Sigit mesem-mesem, berusaha
menutupi hatinya yang sedang gundah gulana. Sebenarnya, ingin sekali dia
memuntahkan semua apa yang ada dibenaknya, tapi ini belum waktunya untuk
menceritakan keadaan yang sedang menimpa dirinya.
“Kalau sudah ada, pasti ana
bagi-bagi ceritanya.” tukas Sigit bernada canda, sengaja untuk membuang curiga,
bahwa memang tidak dapat dipungkiri kalau hatinya sekarang sedang berwarna
warni bagai pelangi di siang hari.
Hahahaha…^0^
Fendi, Fahmi dan ketiga kawan
lainnya terbahak-bahak, tidak bisa dikelabui. Semuanya sudah berpengalaman
kecuali Sigit. Sangat tahu kalau Sigit sedang bergejolak. Mereka tidak mendesak
Sigit untuk mencurahkannya hari ini, mereka akan sabar dan sabar menunggu,
sampai tabir itu terungkap dengan sendirinya.

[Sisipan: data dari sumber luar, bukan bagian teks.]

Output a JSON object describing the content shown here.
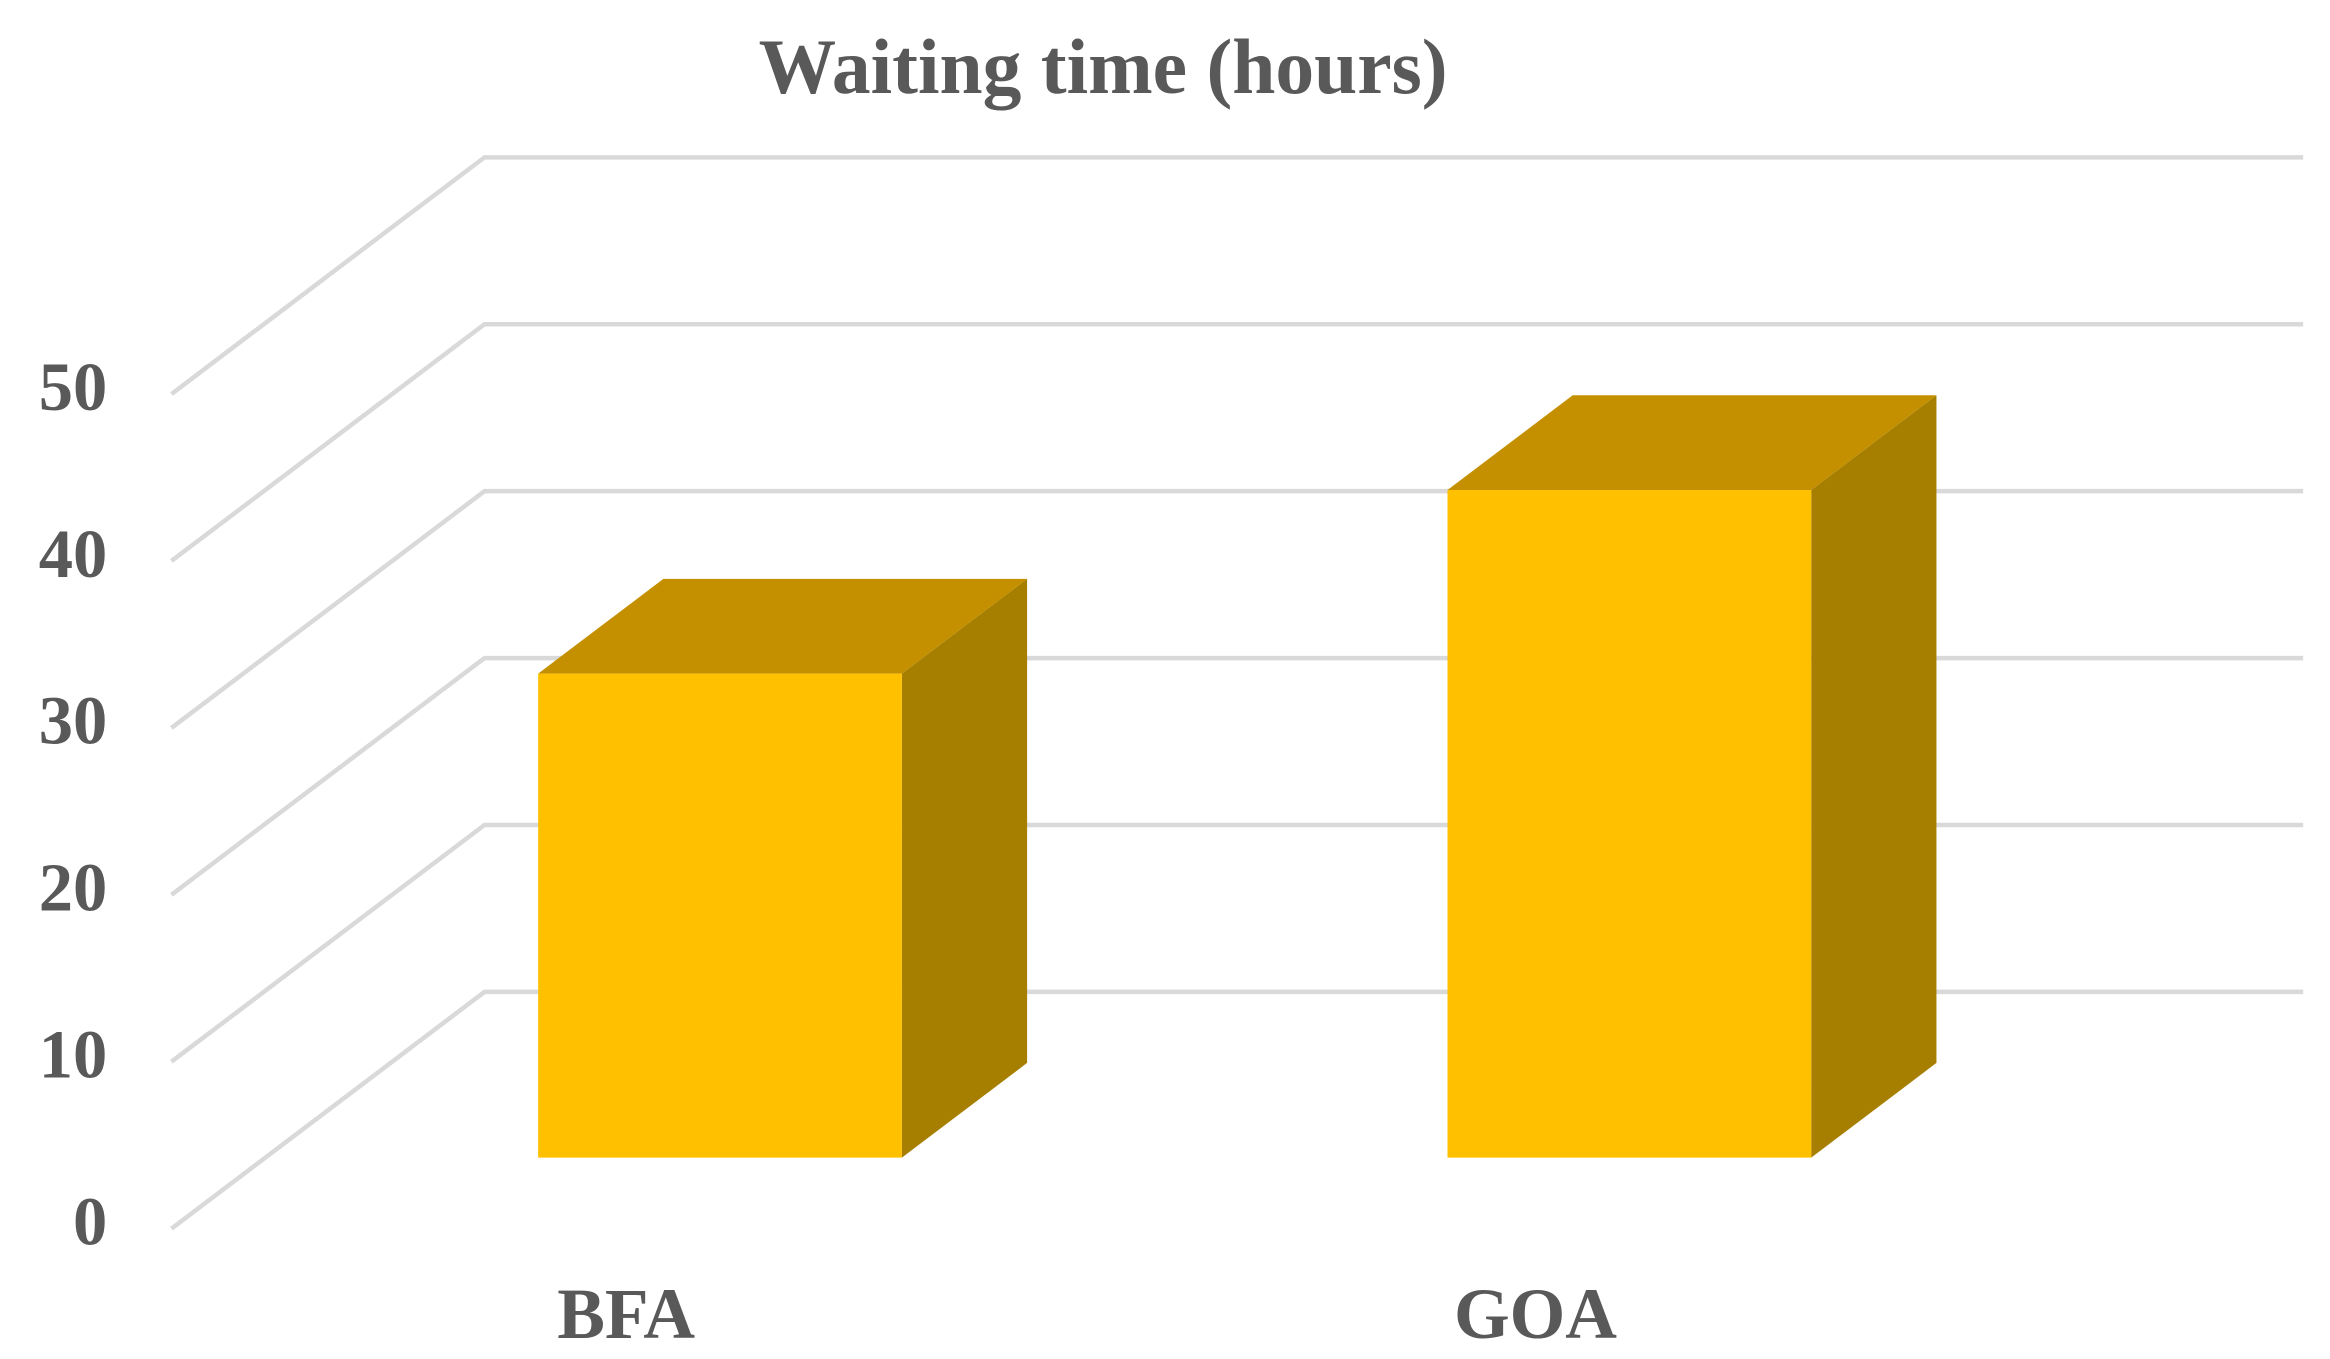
{
  "chart_data": {
    "type": "bar3d",
    "title": "Waiting time (hours)",
    "categories": [
      "BFA",
      "GOA"
    ],
    "values": [
      29,
      40
    ],
    "color": "#ffc000",
    "ylim": [
      0,
      50
    ],
    "yticks": [
      0,
      10,
      20,
      30,
      40,
      50
    ],
    "grid": true
  }
}
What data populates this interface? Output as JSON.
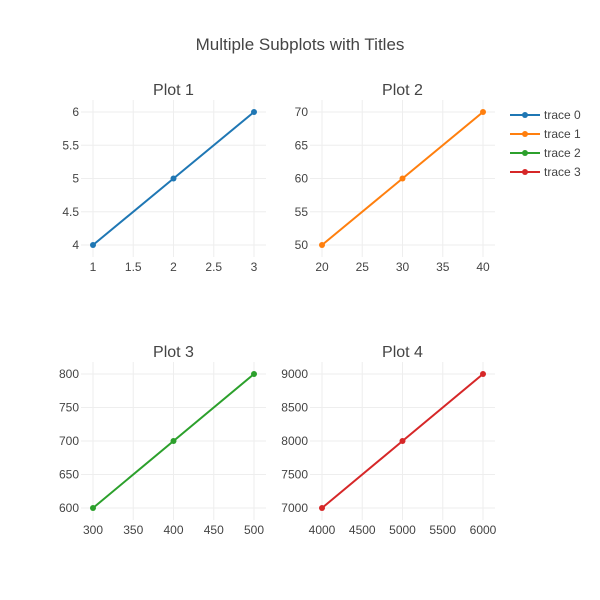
{
  "title": "Multiple Subplots with Titles",
  "chart_data": [
    {
      "type": "line",
      "title": "Plot 1",
      "x": [
        1,
        2,
        3
      ],
      "series": [
        {
          "name": "trace 0",
          "values": [
            4,
            5,
            6
          ],
          "color": "#1f77b4"
        }
      ],
      "xlim": [
        1,
        3
      ],
      "ylim": [
        4,
        6
      ],
      "xticks": [
        1,
        1.5,
        2,
        2.5,
        3
      ],
      "yticks": [
        4,
        4.5,
        5,
        5.5,
        6
      ],
      "xlabel": "",
      "ylabel": "",
      "grid": true
    },
    {
      "type": "line",
      "title": "Plot 2",
      "x": [
        20,
        30,
        40
      ],
      "series": [
        {
          "name": "trace 1",
          "values": [
            50,
            60,
            70
          ],
          "color": "#ff7f0e"
        }
      ],
      "xlim": [
        20,
        40
      ],
      "ylim": [
        50,
        70
      ],
      "xticks": [
        20,
        25,
        30,
        35,
        40
      ],
      "yticks": [
        50,
        55,
        60,
        65,
        70
      ],
      "xlabel": "",
      "ylabel": "",
      "grid": true
    },
    {
      "type": "line",
      "title": "Plot 3",
      "x": [
        300,
        400,
        500
      ],
      "series": [
        {
          "name": "trace 2",
          "values": [
            600,
            700,
            800
          ],
          "color": "#2ca02c"
        }
      ],
      "xlim": [
        300,
        500
      ],
      "ylim": [
        600,
        800
      ],
      "xticks": [
        300,
        350,
        400,
        450,
        500
      ],
      "yticks": [
        600,
        650,
        700,
        750,
        800
      ],
      "xlabel": "",
      "ylabel": "",
      "grid": true
    },
    {
      "type": "line",
      "title": "Plot 4",
      "x": [
        4000,
        5000,
        6000
      ],
      "series": [
        {
          "name": "trace 3",
          "values": [
            7000,
            8000,
            9000
          ],
          "color": "#d62728"
        }
      ],
      "xlim": [
        4000,
        6000
      ],
      "ylim": [
        7000,
        9000
      ],
      "xticks": [
        4000,
        4500,
        5000,
        5500,
        6000
      ],
      "yticks": [
        7000,
        7500,
        8000,
        8500,
        9000
      ],
      "xlabel": "",
      "ylabel": "",
      "grid": true
    }
  ],
  "legend": {
    "placement": "top-right",
    "items": [
      {
        "label": "trace 0",
        "color": "#1f77b4"
      },
      {
        "label": "trace 1",
        "color": "#ff7f0e"
      },
      {
        "label": "trace 2",
        "color": "#2ca02c"
      },
      {
        "label": "trace 3",
        "color": "#d62728"
      }
    ]
  }
}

Mata adalah cermin hati. Benar enggak sih? ^0^
Sigit menciut, lagi merasa
kerdil di hadapan teman-temannya, setelah kemarin disudutkan oleh kedua
orangtuanya. Untung murrabi datang, memecahkan keriuhan. Menyelamatkan Sigit
dari keterperosokan olokan yang makin dalam. Murrabi yang telah dianggap
sebagai ayah kedua bagi Sigit dan teman-temannya. Beliau tidak hanya
memposisikan dirinya sebagai guru. Sifat kebapakaannya membuat anak-anak
binaannya merasa nyaman untuk curhat. Bahkan tidak jarang juga, beliau berperan
menjadi teman, sebagai lawan bercanda dan bermain. Bersegera mereka terdiam,
menyambut kedatangan sosok yang disegani. Agenda utama dimulai. Mengawali
dengan pembukaan, dilanjutkan dengan pembacaan Al quran, taujih[10]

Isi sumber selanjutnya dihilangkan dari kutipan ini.